Performance Comparison
├── Token usage decreased?
├── Message round-trips decreased?
└── API failure rate decreased?

The iteration signals are clear: under-triggering means add keywords and scenarios to the description; over-triggering means add negative conditions and narrow the scope; execution errors mean revise the instructions and add error handling.

Overall Architecture

Placing Skills alongside other components, the responsibility distribution looks like this:

┌─────────────────────────────────────────┐
│             User Conversation            │
└──────────────────┬──────────────────────┘
                   │
        ┌──────────▼──────────┐
        │    System Prompt    │
        │  + All Skills'      │
        │    YAML frontmatter │  ← Level 1 (always loaded)
        └──────────┬──────────┘
                   │
        Determine which Skill is relevant
                   │
        ┌──────────▼──────────┐
        │   SKILL.md body     │  ← Level 2 (loaded when relevant)
        └──────────┬──────────┘
                   │
        Read only when instructions explicitly point to it
                   │
        ┌──────────▼──────────┐
        │ references/ scripts/│  ← Level 3 (loaded when needed)
        │     assets/         │
        └──────────┬──────────┘
                   │
        ┌──────────▼──────────┐
        │   MCP Tools / API   │  ← Execution layer (Skill teaches how to use)
        └─────────────────────┘

This structure means Skills aren’t a replacement for prompts but an organizational tool for prompts.

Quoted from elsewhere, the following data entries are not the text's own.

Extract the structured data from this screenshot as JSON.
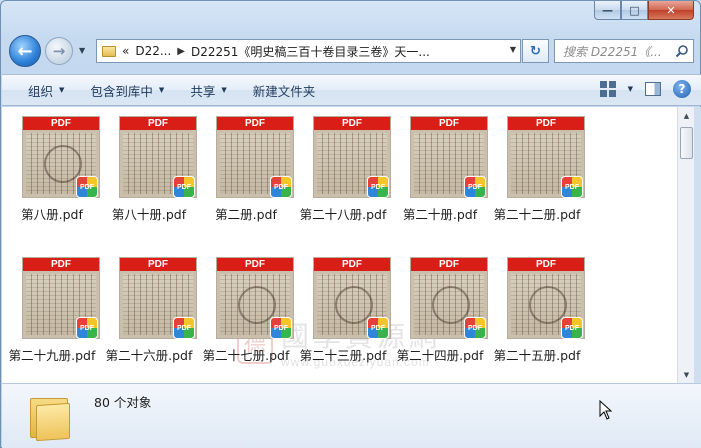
{
  "window": {
    "caption": {
      "minimize": "—",
      "maximize": "□",
      "close": "✕"
    }
  },
  "nav": {
    "back_icon": "back-arrow-icon",
    "forward_icon": "forward-arrow-icon",
    "breadcrumb": {
      "overflow": "«",
      "parent": "D22...",
      "current": "D22251《明史稿三百十卷目录三卷》天一..."
    },
    "search_placeholder": "搜索 D22251《...",
    "refresh_icon": "refresh-icon"
  },
  "toolbar": {
    "items": [
      "组织",
      "包含到库中",
      "共享",
      "新建文件夹"
    ]
  },
  "files": [
    {
      "name": "第八册.pdf"
    },
    {
      "name": "第八十册.pdf"
    },
    {
      "name": "第二册.pdf"
    },
    {
      "name": "第二十八册.pdf"
    },
    {
      "name": "第二十册.pdf"
    },
    {
      "name": "第二十二册.pdf"
    },
    {
      "name": "第二十九册.pdf"
    },
    {
      "name": "第二十六册.pdf"
    },
    {
      "name": "第二十七册.pdf"
    },
    {
      "name": "第二十三册.pdf"
    },
    {
      "name": "第二十四册.pdf"
    },
    {
      "name": "第二十五册.pdf"
    }
  ],
  "thumbnail": {
    "band_text": "PDF",
    "badge_text": "PDF"
  },
  "watermark": {
    "seal": "德",
    "text": "國學資源網",
    "url": "www.guoxueziyuan.com"
  },
  "status": {
    "count": "80 个对象"
  }
}
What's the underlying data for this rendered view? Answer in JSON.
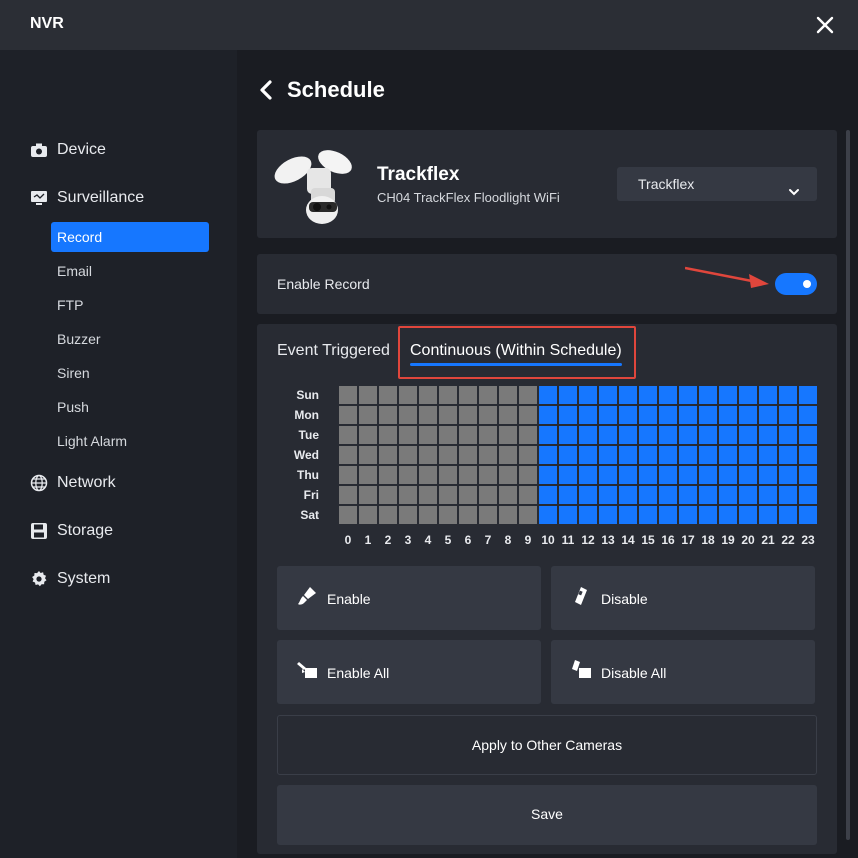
{
  "window": {
    "title": "NVR"
  },
  "sidebar": {
    "device": "Device",
    "surveillance": "Surveillance",
    "sub_items": [
      "Record",
      "Email",
      "FTP",
      "Buzzer",
      "Siren",
      "Push",
      "Light Alarm"
    ],
    "network": "Network",
    "storage": "Storage",
    "system": "System"
  },
  "page": {
    "title": "Schedule"
  },
  "camera": {
    "name": "Trackflex",
    "model": "CH04 TrackFlex Floodlight WiFi",
    "selected": "Trackflex"
  },
  "record": {
    "label": "Enable Record",
    "enabled": true
  },
  "tabs": {
    "event": "Event Triggered",
    "continuous": "Continuous (Within Schedule)",
    "active": "continuous"
  },
  "schedule": {
    "days": [
      "Sun",
      "Mon",
      "Tue",
      "Wed",
      "Thu",
      "Fri",
      "Sat"
    ],
    "hours": [
      "0",
      "1",
      "2",
      "3",
      "4",
      "5",
      "6",
      "7",
      "8",
      "9",
      "10",
      "11",
      "12",
      "13",
      "14",
      "15",
      "16",
      "17",
      "18",
      "19",
      "20",
      "21",
      "22",
      "23"
    ],
    "enabled_from_hour": 10,
    "enabled_to_hour": 23
  },
  "buttons": {
    "enable": "Enable",
    "disable": "Disable",
    "enable_all": "Enable All",
    "disable_all": "Disable All",
    "apply": "Apply to Other Cameras",
    "save": "Save"
  },
  "colors": {
    "accent": "#1677ff",
    "cell_off": "#7a7a7a",
    "highlight": "#e0463c"
  }
}
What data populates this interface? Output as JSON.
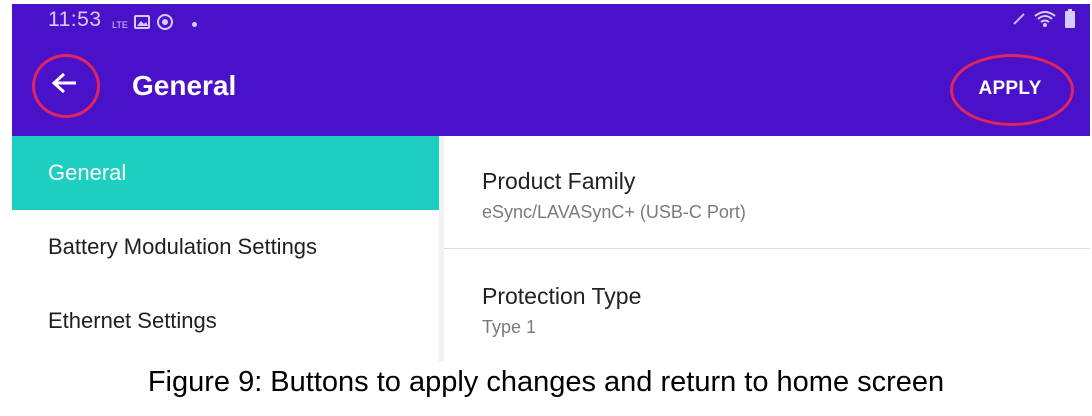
{
  "status_bar": {
    "time": "11:53",
    "network_label": "LTE",
    "icons_left": [
      "lte-icon",
      "image-icon",
      "data-saver-icon",
      "dot-icon"
    ],
    "icons_right": [
      "edit-icon",
      "wifi-icon",
      "battery-icon"
    ]
  },
  "header": {
    "title": "General",
    "apply_label": "APPLY",
    "colors": {
      "background": "#4a12c8",
      "highlight_ring": "#e0245e"
    }
  },
  "sidebar": {
    "items": [
      {
        "label": "General",
        "active": true
      },
      {
        "label": "Battery Modulation Settings",
        "active": false
      },
      {
        "label": "Ethernet Settings",
        "active": false
      }
    ],
    "active_color": "#1ccfc0"
  },
  "settings": [
    {
      "title": "Product Family",
      "value": "eSync/LAVASynC+ (USB-C Port)"
    },
    {
      "title": "Protection Type",
      "value": "Type 1"
    }
  ],
  "caption": "Figure 9: Buttons to apply changes and return to home screen"
}
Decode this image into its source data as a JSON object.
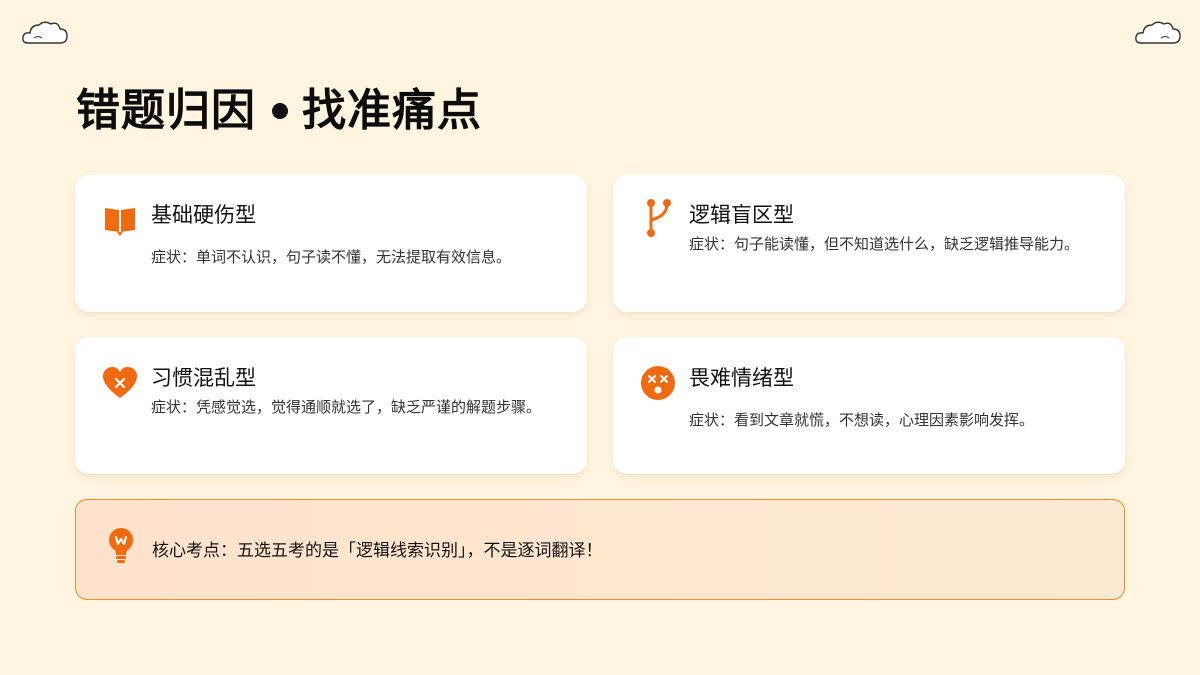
{
  "title": {
    "left": "错题归因",
    "right": "找准痛点"
  },
  "cards": [
    {
      "icon": "book-icon",
      "heading": "基础硬伤型",
      "desc": "症状：单词不认识，句子读不懂，无法提取有效信息。"
    },
    {
      "icon": "branch-icon",
      "heading": "逻辑盲区型",
      "desc": "症状：句子能读懂，但不知道选什么，缺乏逻辑推导能力。"
    },
    {
      "icon": "heart-x-icon",
      "heading": "习惯混乱型",
      "desc": "症状：凭感觉选，觉得通顺就选了，缺乏严谨的解题步骤。"
    },
    {
      "icon": "dizzy-face-icon",
      "heading": "畏难情绪型",
      "desc": "症状：看到文章就慌，不想读，心理因素影响发挥。"
    }
  ],
  "tip": {
    "icon": "lightbulb-icon",
    "text": "核心考点：五选五考的是「逻辑线索识别」，不是逐词翻译！"
  },
  "colors": {
    "background": "#FFF5E0",
    "accent": "#F26A0F",
    "tip_border": "#F28C28",
    "tip_background": "#FFE5CF"
  }
}
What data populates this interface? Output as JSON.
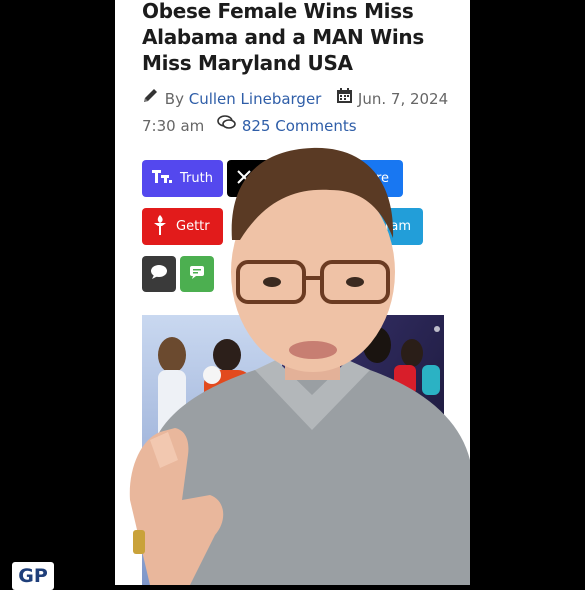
{
  "article": {
    "headline": "Obese Female Wins Miss Alabama and a MAN Wins Miss Maryland USA",
    "by_label": "By",
    "author": "Cullen Linebarger",
    "date": "Jun. 7, 2024 7:30 am",
    "comments": "825 Comments"
  },
  "share_buttons": {
    "truth": "Truth",
    "x_fragment": "",
    "share_fragment": "re",
    "gettr": "Gettr",
    "telegram_fragment": "ram"
  },
  "watermark": {
    "logo_text": "GP"
  },
  "colors": {
    "truth": "#5448ee",
    "x": "#000000",
    "share": "#1877f2",
    "gettr": "#e21b1b",
    "telegram": "#229ed9",
    "comment": "#3a3a3a",
    "sms": "#4caf50",
    "link": "#2f5ea8"
  }
}
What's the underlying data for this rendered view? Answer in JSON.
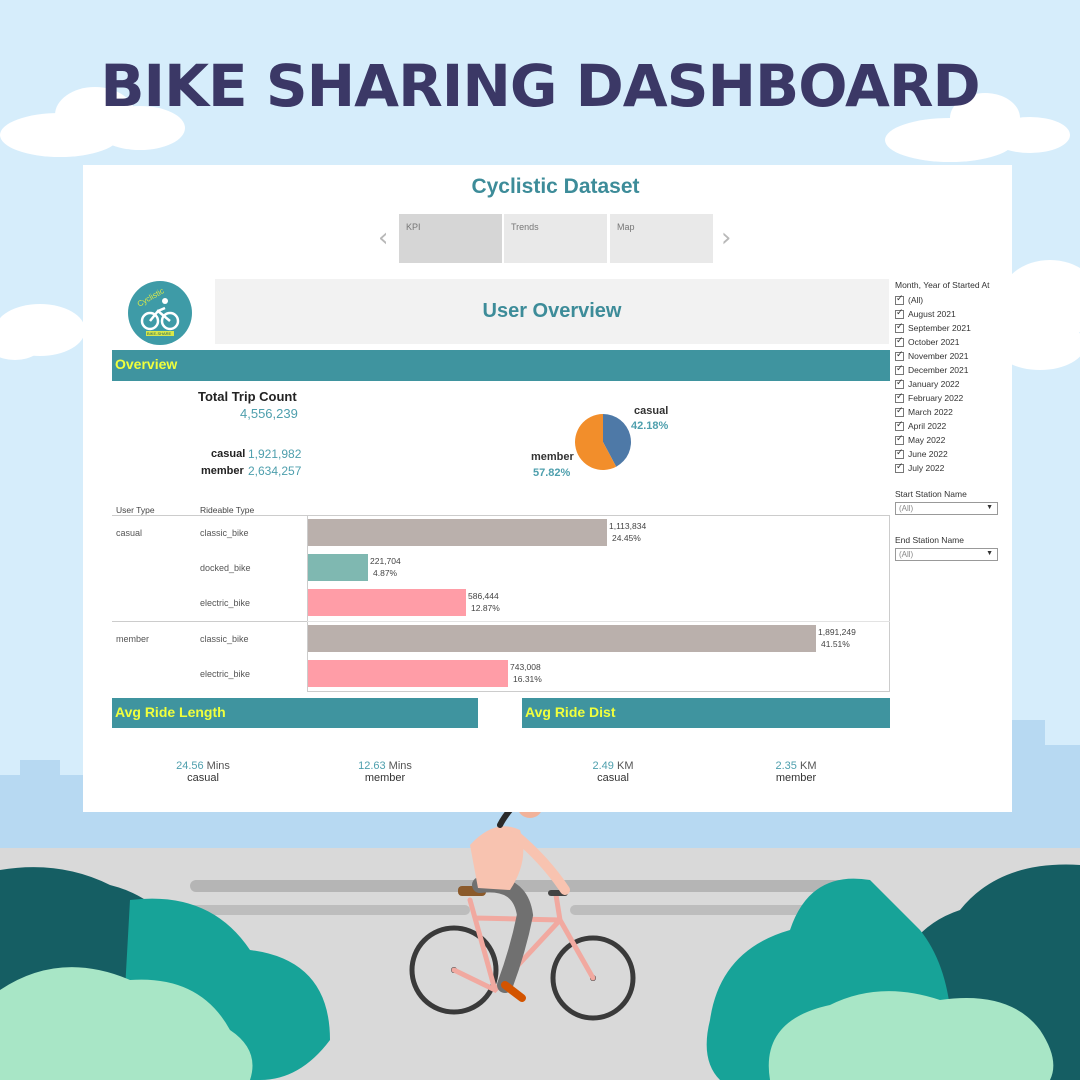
{
  "page_title": "BIKE SHARING DASHBOARD",
  "dataset_title": "Cyclistic Dataset",
  "tabs": [
    {
      "label": "KPI",
      "active": true
    },
    {
      "label": "Trends",
      "active": false
    },
    {
      "label": "Map",
      "active": false
    }
  ],
  "nav": {
    "prev_icon": "‹",
    "next_icon": "›"
  },
  "logo": {
    "text_top": "Cyclistic",
    "text_bottom": "BIKE-SHARE"
  },
  "header_box": "User Overview",
  "overview": {
    "label": "Overview",
    "total_trip_label": "Total Trip Count",
    "total_trip_value": "4,556,239",
    "casual_label": "casual",
    "casual_value": "1,921,982",
    "member_label": "member",
    "member_value": "2,634,257",
    "pie": {
      "casual_label": "casual",
      "casual_pct": "42.18%",
      "casual_value": 42.18,
      "casual_color": "#4e79a7",
      "member_label": "member",
      "member_pct": "57.82%",
      "member_value": 57.82,
      "member_color": "#f28e2b"
    }
  },
  "table": {
    "col_user_type": "User Type",
    "col_rideable_type": "Rideable Type",
    "max_value": 1891249,
    "rows": [
      {
        "user": "casual",
        "type": "classic_bike",
        "value": 1113834,
        "value_label": "1,113,834",
        "pct": "24.45%",
        "color": "#bab0ac"
      },
      {
        "user": "",
        "type": "docked_bike",
        "value": 221704,
        "value_label": "221,704",
        "pct": "4.87%",
        "color": "#7fb8b1"
      },
      {
        "user": "",
        "type": "electric_bike",
        "value": 586444,
        "value_label": "586,444",
        "pct": "12.87%",
        "color": "#ff9da7"
      },
      {
        "user": "member",
        "type": "classic_bike",
        "value": 1891249,
        "value_label": "1,891,249",
        "pct": "41.51%",
        "color": "#bab0ac"
      },
      {
        "user": "",
        "type": "electric_bike",
        "value": 743008,
        "value_label": "743,008",
        "pct": "16.31%",
        "color": "#ff9da7"
      }
    ]
  },
  "avg_ride_length": {
    "label": "Avg Ride Length",
    "casual_value": "24.56",
    "casual_unit": "Mins",
    "casual_label": "casual",
    "member_value": "12.63",
    "member_unit": "Mins",
    "member_label": "member"
  },
  "avg_ride_dist": {
    "label": "Avg Ride Dist",
    "casual_value": "2.49",
    "casual_unit": "KM",
    "casual_label": "casual",
    "member_value": "2.35",
    "member_unit": "KM",
    "member_label": "member"
  },
  "filters": {
    "month_label": "Month, Year of Started At",
    "months": [
      "(All)",
      "August 2021",
      "September 2021",
      "October 2021",
      "November 2021",
      "December 2021",
      "January 2022",
      "February 2022",
      "March 2022",
      "April 2022",
      "May 2022",
      "June 2022",
      "July 2022"
    ],
    "start_station_label": "Start Station Name",
    "start_station_value": "(All)",
    "end_station_label": "End Station Name",
    "end_station_value": "(All)",
    "dropdown_icon": "▼"
  }
}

The implicit knowledge previously scattered across system prompts, CLAUDE.md, and conversation memory is now broken into units with clear trigger conditions, versioning, and shareability.

The Big Picture

Claude Skills don’t solve the “can it do this” problem — they solve the “can it do this consistently and without being told again” problem. The core trade-off: are you willing to invest effort once to write a workflow as a folder structure, in exchange for never having to explain it again in subsequent conversations?

Good fit: Teams with shared conventions (code style, document templates, review processes), domain workflows paired with MCP tools, tasks that need consistent behavior across Claude.ai / Code / API.

Poor fit: One-off questions, highly unstable personal preferences (changing every day), pure creative brainstorming (trigger conditions are hard to define).

Writing your first Skill takes roughly 15-30 minutes. Starting with the skill-creator meta-skill is the fastest approach. Pick the most annoying repetitive task you have, write it as a folder, and see if it works.